Local Cluster Analysis Process

Click on the "Analyze" button from the side bar menu
Select "Exploratory Spatial Analysis", then click on "Local Cluster Analysis"
Select the dataset of interest
Select the variable of interest from the dataset drop-down menu.
Adjacency method is automatically selected based on the variable type
- Nearest Neighbors uses the closest neighboring points or polygon centroids; The number of nearest neighbors can be modified to either expand or reduce the size of the neighborhood. Default is set to 16.
- Polygon Adjacency uses the polygons that share a border or a corner (i.e., vertex) with the kernel polygon (1st order queen adjacency).
The number of randomizations is set to 100 by default; it can be increased for greater accuracy or decreased for faster calculations.
Select "Run" to execute the method
- Look at the bottom of the workspace for a message indicating that the task is in process or has been completed.
Results are displayed in a new workspace, and are also saved in the right-hand Data panel.

Local Cluster Analysis Summary and Results

The Local Moran test results provide insight into the local spatial autocorrelation, and offer insight into data clusters (similar values) and outliers (value different from neighbors). Four quantities are calculated: z-score, Local Moran's I for each location, p-value, and Local Moran Class. Each observation/location is classified into one of the following four categories:

HH - the location is part of a significant high-high correlation cluster, meaning that the location has high autocorrelated and surrounded by other high autocorrelated neighbors.
LL - the location is part of a significant low-low correlation cluster, meaning that the location has low autocorrelation and surrounded by other low autocorrelation neighbors.
HL - the location is an outlier with high autocorrelation but surrounded by neighbors with low autocorrelation.
LH - the location is an outlier with low autocorrelation but surrounded by neighbors with high autocorrelation.

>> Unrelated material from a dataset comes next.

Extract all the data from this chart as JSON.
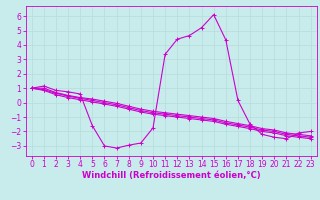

If the data is labelled with NS, the Local Moran's I is not significantly different from zero (p-value greater than 0.05).

Each of the four new variables are automatically mapped in the result workspace.

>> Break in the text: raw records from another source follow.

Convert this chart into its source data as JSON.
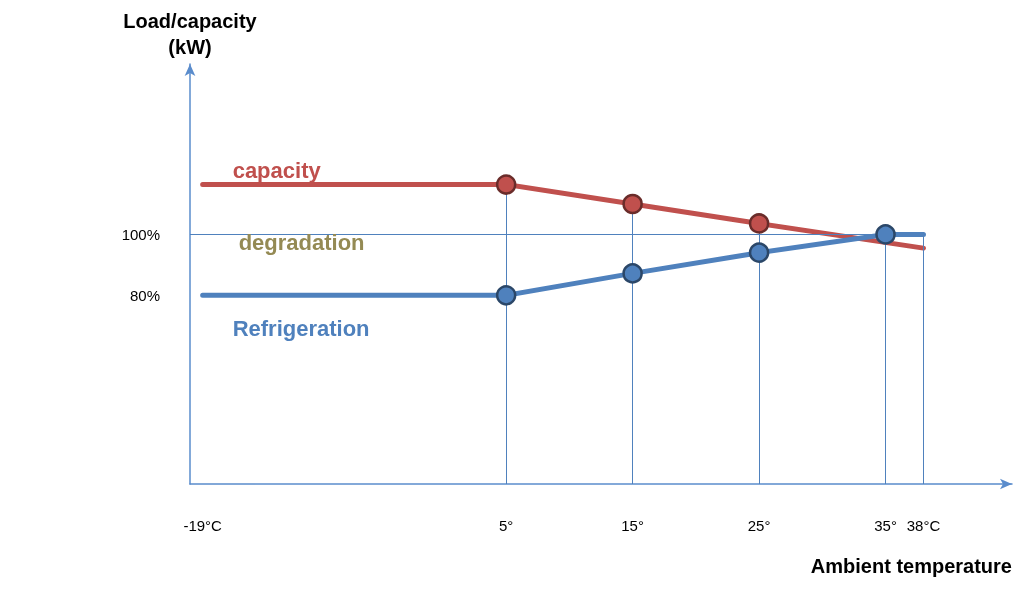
{
  "chart_data": {
    "type": "line",
    "xlabel": "Ambient temperature",
    "ylabel": "Load/capacity\n(kW)",
    "xlim": [
      -20,
      45
    ],
    "ylim": [
      18,
      156
    ],
    "xticks": [
      {
        "value": -19,
        "label": "-19°C"
      },
      {
        "value": 5,
        "label": "5°"
      },
      {
        "value": 15,
        "label": "15°"
      },
      {
        "value": 25,
        "label": "25°"
      },
      {
        "value": 35,
        "label": "35°"
      },
      {
        "value": 38,
        "label": "38°C"
      }
    ],
    "yticks": [
      {
        "value": 80,
        "label": "80%"
      },
      {
        "value": 100,
        "label": "100%"
      }
    ],
    "series": [
      {
        "name": "capacity",
        "color": "#c0504d",
        "x": [
          -19,
          5,
          15,
          25,
          38
        ],
        "values": [
          116.4,
          116.4,
          110,
          103.6,
          95.5
        ]
      },
      {
        "type": "scatter",
        "color": "#c0504d",
        "x": [
          5,
          15,
          25
        ],
        "values": [
          116.4,
          110,
          103.6
        ]
      },
      {
        "name": "Refrigeration",
        "color": "#4f81bd",
        "x": [
          -19,
          5,
          15,
          25,
          35,
          38
        ],
        "values": [
          80,
          80,
          87.2,
          94,
          100,
          100
        ]
      },
      {
        "type": "scatter",
        "color": "#4f81bd",
        "x": [
          5,
          15,
          25,
          35
        ],
        "values": [
          80,
          87.2,
          94,
          100
        ]
      }
    ],
    "annotations": [
      "degradation"
    ],
    "ref_lines": [
      {
        "axis": "y",
        "value": 100,
        "color": "#4f81bd"
      },
      {
        "axis": "x",
        "value": 5,
        "color": "#4f81bd"
      },
      {
        "axis": "x",
        "value": 15,
        "color": "#4f81bd"
      },
      {
        "axis": "x",
        "value": 25,
        "color": "#4f81bd"
      },
      {
        "axis": "x",
        "value": 35,
        "color": "#4f81bd"
      },
      {
        "axis": "x",
        "value": 38,
        "color": "#4f81bd"
      }
    ],
    "grid": false,
    "legend": false
  }
}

Global Moran's I is a measure of spatial autocorrelation ranging from -1 to +1:

Positive values (0 to +1): Similar values tend to cluster together geographically. High values are near other high values, and low values are near other low values.
Negative values (-1 to 0): Dissimilar values tend to be near each other. High values are surrounded by low values, and vice versa.
Values near 0: No spatial autocorrelation; values are randomly distributed across space. The closer the value is to +1 or -1, the stronger the spatial pattern.

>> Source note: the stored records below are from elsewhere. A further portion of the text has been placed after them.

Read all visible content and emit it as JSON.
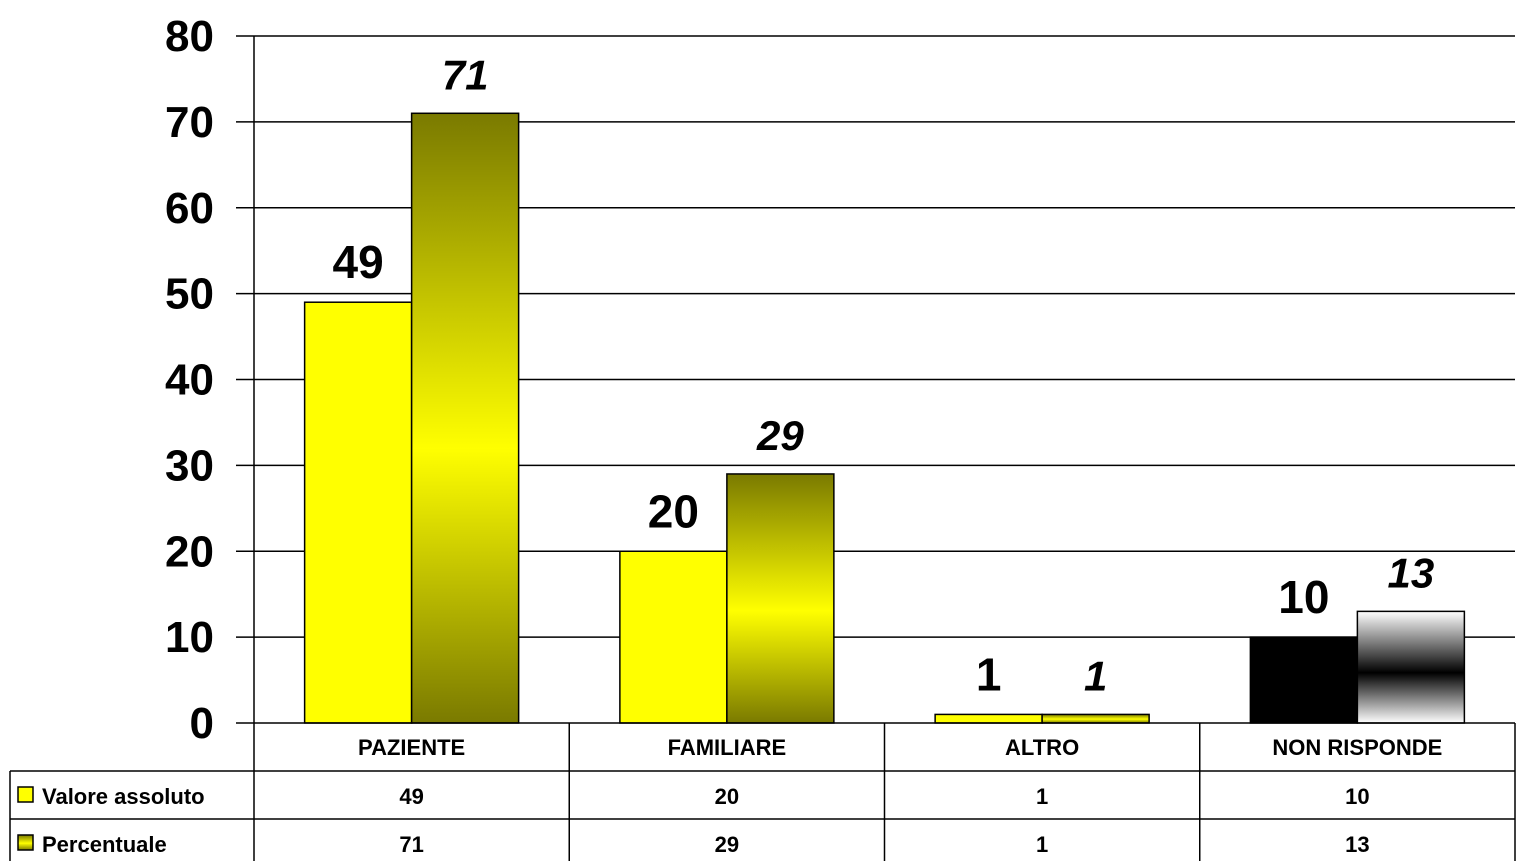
{
  "chart_data": {
    "type": "bar",
    "categories": [
      "PAZIENTE",
      "FAMILIARE",
      "ALTRO",
      "NON RISPONDE"
    ],
    "series": [
      {
        "name": "Valore assoluto",
        "values": [
          49,
          20,
          1,
          10
        ]
      },
      {
        "name": "Percentuale",
        "values": [
          71,
          29,
          1,
          13
        ]
      }
    ],
    "ylim": [
      0,
      80
    ],
    "yticks": [
      0,
      10,
      20,
      30,
      40,
      50,
      60,
      70,
      80
    ],
    "grid": true,
    "legend": "data-table-bottom",
    "colors": {
      "absolute": "#ffff00",
      "percent_dark": "#7a7a00",
      "percent_light": "#ffff00",
      "nr_absolute": "#000000",
      "nr_percent_light": "#ffffff",
      "nr_percent_dark": "#000000"
    }
  }
}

Summary Report (displayed in workspace)

A summary report is given with classification of clusters in the data analyzed. See the content at the top of the summary report for data-specific interpretation and results.

The Moran Scatterplot (displayed in workspace)

Screenshot

This chart plots each location's standardized value (x-axis) against the average of its neighbors (y-axis).

Upper-right quadrant (High-High) and lower-left quadrant (Low-Low): Confirm clustering trends.
Upper-left quadrant (Low-High): Low-value locations surrounded by high-value neighbors.
Lower-right quadrant (High-Low): High-value locations surrounded by low-value neighbors.
Grey points: Statistically not significant localities, neither clusters nor outliers.

Histogram of Cluster Results (displayed in workspace)

Screenshot

The histogram shows counts of objects classified as Not Significant, Low-Low, Low-High, High-High, and High-Low. The histogram is interactive; click or brush-select any bar to see the count and location of those localities.